Анселю очень не хотелось с ней соглашаться, но он не мог не признать, что в чем-то Рина, безусловно, права. Он был готов принять от либераторов любое содействие, лишь бы это как-то помогло Мие, и то, каким образом они его окажут, юношу и впрямь не волновало.

– Но есть же какие-то границы, за которые нельзя переходить, – тихо сказал он.

– Нет, – отчеканила Рина, глядя Анселю прямо в глаза. – Если твоя цель действительно важна, то нет таких границ. А если границы есть… то, может быть, твоя цель тебе не столь уж и важна.

Ансель даже вздрогнул – слова отдались во всем теле, словно он получил удар в живот. Он был уверен, что ради Мии он готов на все. Но если Рина права, то получается…

Нет! Ансель зажмурился и с силой встряхнул головой, отгоняя сомнения. Нет! Мия для него – важнее жизни.

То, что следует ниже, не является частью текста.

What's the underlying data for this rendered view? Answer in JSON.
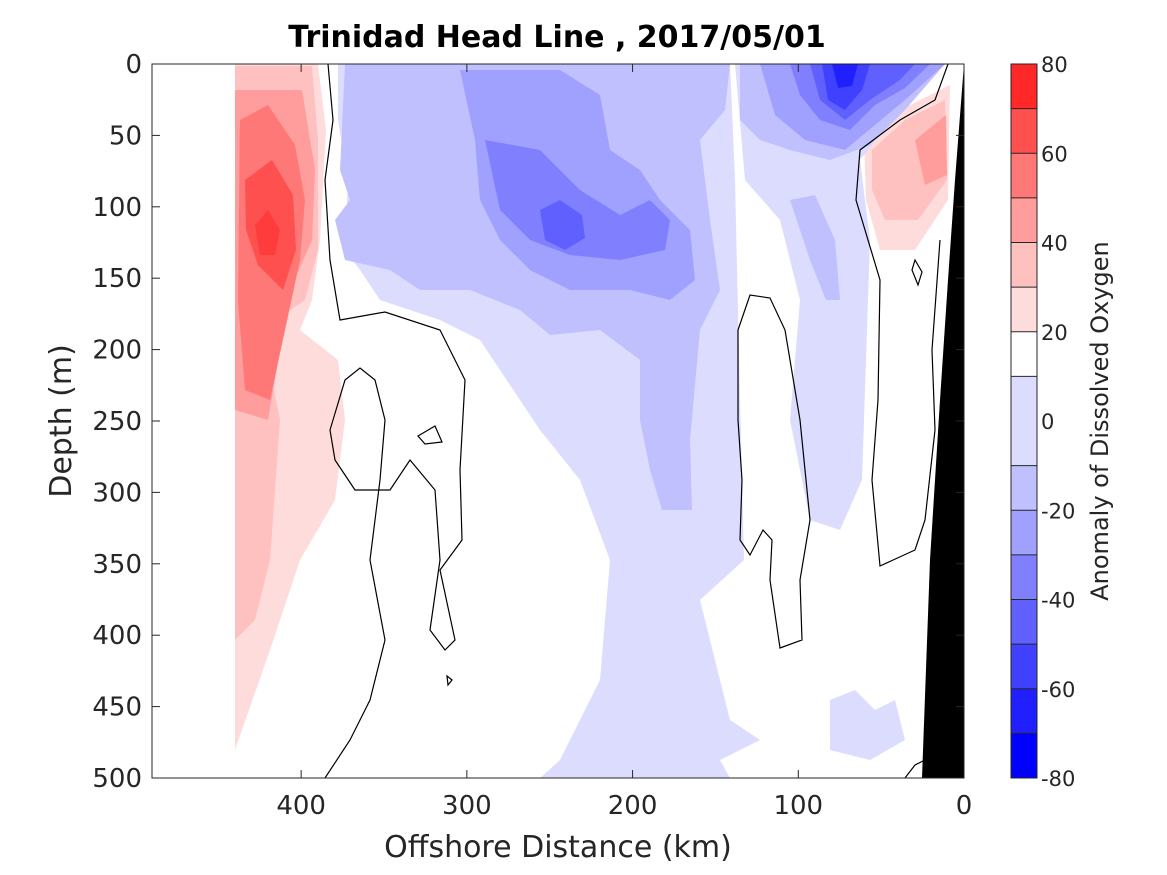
{
  "chart_data": {
    "type": "filled-contour",
    "title": "Trinidad Head Line , 2017/05/01",
    "xlabel": "Offshore Distance (km)",
    "ylabel": "Depth (m)",
    "xlim": [
      490,
      0
    ],
    "ylim": [
      0,
      500
    ],
    "x_reversed": true,
    "y_reversed": true,
    "xticks": [
      400,
      300,
      200,
      100,
      0
    ],
    "yticks": [
      0,
      50,
      100,
      150,
      200,
      250,
      300,
      350,
      400,
      450,
      500
    ],
    "colorbar": {
      "label": "Anomaly of Dissolved Oxygen",
      "ticks": [
        80,
        60,
        40,
        20,
        0,
        -20,
        -40,
        -60,
        -80
      ],
      "levels": [
        -80,
        -70,
        -60,
        -50,
        -40,
        -30,
        -20,
        -10,
        10,
        20,
        30,
        40,
        50,
        60,
        70,
        80
      ],
      "colors": [
        "#0000ff",
        "#2020ff",
        "#4040ff",
        "#6060ff",
        "#8080ff",
        "#a0a0ff",
        "#c0c0ff",
        "#dcdcff",
        "#ffffff",
        "#ffdcdc",
        "#ffc0c0",
        "#ff9c9c",
        "#ff7878",
        "#ff5050",
        "#ff2828",
        "#ff0000"
      ]
    },
    "regions": [
      {
        "name": "coastal-upper-positive-anomaly",
        "x_range": [
          440,
          385
        ],
        "depth_range": [
          20,
          480
        ],
        "max_anomaly": 70,
        "center": [
          420,
          125
        ]
      },
      {
        "name": "nearshore-positive-anomaly",
        "x_range": [
          65,
          10
        ],
        "depth_range": [
          40,
          170
        ],
        "max_anomaly": 40,
        "center": [
          40,
          90
        ]
      },
      {
        "name": "offshore-negative-core",
        "x_range": [
          280,
          160
        ],
        "depth_range": [
          0,
          310
        ],
        "min_anomaly": -50,
        "center": [
          240,
          115
        ]
      },
      {
        "name": "surface-negative-core",
        "x_range": [
          100,
          20
        ],
        "depth_range": [
          0,
          70
        ],
        "min_anomaly": -70,
        "center": [
          75,
          10
        ]
      },
      {
        "name": "deep-negative-column",
        "x_range": [
          290,
          140
        ],
        "depth_range": [
          300,
          500
        ],
        "min_anomaly": -20
      }
    ],
    "zero_contour": "black line",
    "bathymetry": "black shelf near 0-30 km offshore"
  }
}
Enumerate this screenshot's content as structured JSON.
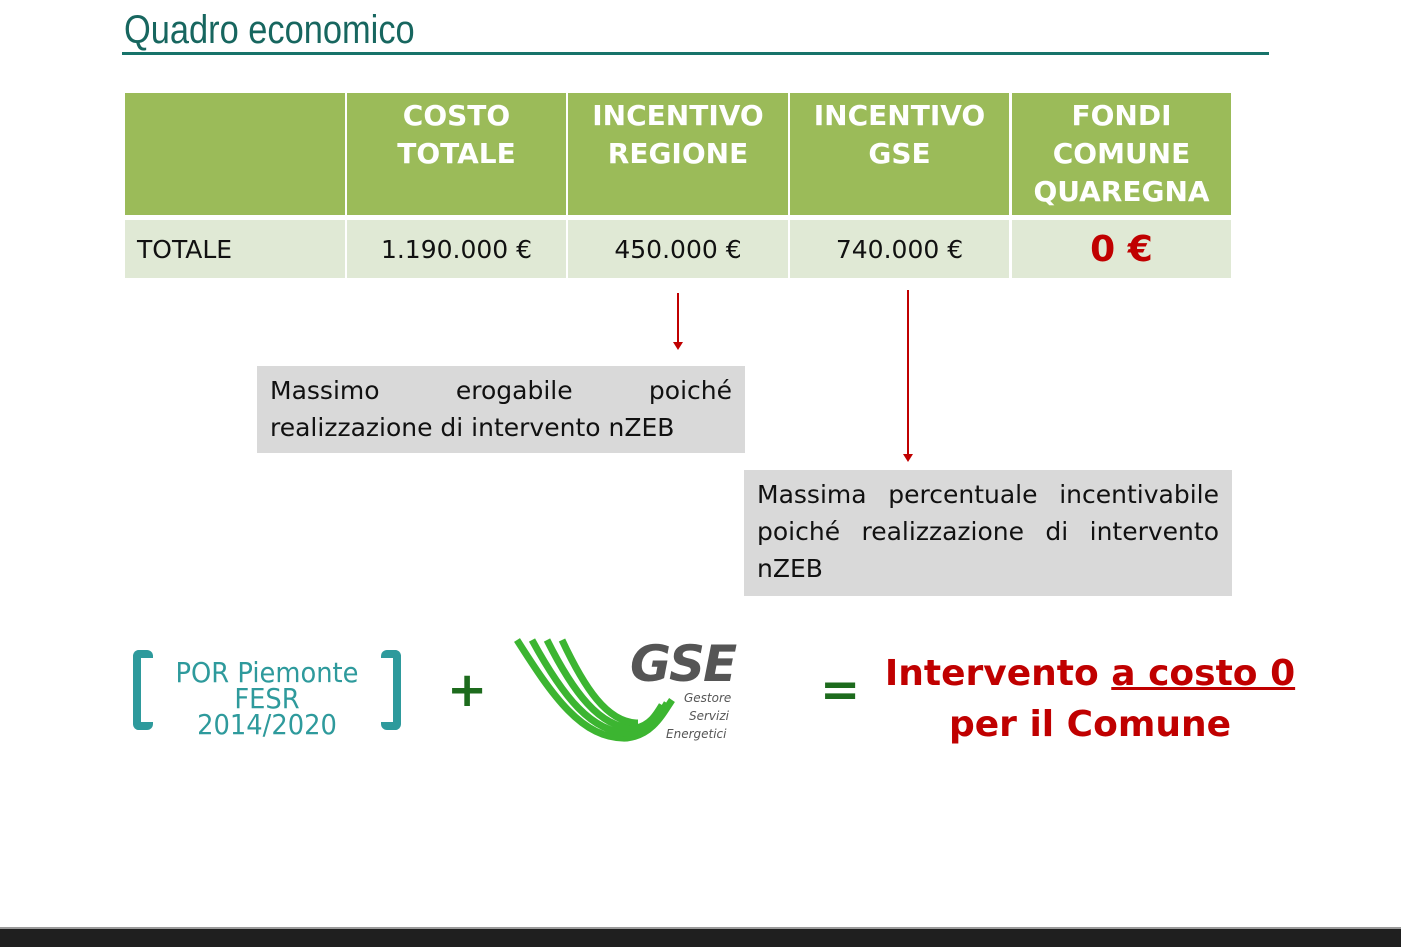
{
  "slide": {
    "title": "Quadro economico",
    "table": {
      "headers": [
        "",
        "COSTO TOTALE",
        "INCENTIVO REGIONE",
        "INCENTIVO GSE",
        "FONDI COMUNE QUAREGNA"
      ],
      "row": {
        "label": "TOTALE",
        "values": [
          "1.190.000 €",
          "450.000 €",
          "740.000 €",
          "0 €"
        ]
      }
    },
    "notes": {
      "regione": "Massimo erogabile poiché realizzazione di intervento nZEB",
      "gse": "Massima percentuale incentivabile poiché realizzazione di intervento nZEB"
    },
    "logos": {
      "por": {
        "line1": "POR Piemonte",
        "line2": "FESR 2014/2020"
      },
      "gse": {
        "name": "GSE",
        "line1": "Gestore",
        "line2": "Servizi",
        "line3": "Energetici"
      }
    },
    "equation": {
      "plus": "+",
      "equals": "=",
      "result_part1": "Intervento ",
      "result_underlined": "a costo 0",
      "result_line2": "per il Comune"
    },
    "colors": {
      "header_green": "#9bbb59",
      "row_green": "#e0e9d5",
      "accent_red": "#c00000",
      "teal": "#17665f"
    }
  }
}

Сегодняшняя неожиданная встреча в зоопарке вспомнилась так живо, что он снова вздрогнул. Видеть Мию такой было невыносимо!

Ансель стиснул кулаки так сильно, что задрожали руки. Он воспользуется кем угодно, он перешагнет через любого, лишь бы Мия снова стала прежней.

– Да что с тобой сегодня? – услышал он тут голос Вальди. – Ты сам не свой.

Ансель перевел взгляд на юношу. Лысый череп и жутковатые, без бровей и ресниц, глаза Вальди снова напомнили о Мие. Не о той, какой она была, а о той, какая она сейчас.

Что она сейчас.

– Сегодня я встретил Мию…

* * *

– Теперь-то расскажешь, что случилось? – поинтересовалась Агата сквозь воротник теплой вязаной кофты, которую она натягивала через голову.

Ансель ушел всего несколько минут назад и ушел с таким лицом, что девушке даже в голову не пришло шутить над подругой по поводу неожиданного свидания, которое она испортила своим появлением. Ника потерла виски. Голову словно сжимало невидимым обручем. Слишком много эмоций для одного дня: и волшебный, подаривший ей несказанное счастье полет, и предвкушение от того, что увидит диковинных завров, о которых лишь читала в книгах, и неожиданное и, что уж скрывать, изрядно ее испугавшее нападение грубияна из Винландии, и, наконец, эта новость про подругу Анселя…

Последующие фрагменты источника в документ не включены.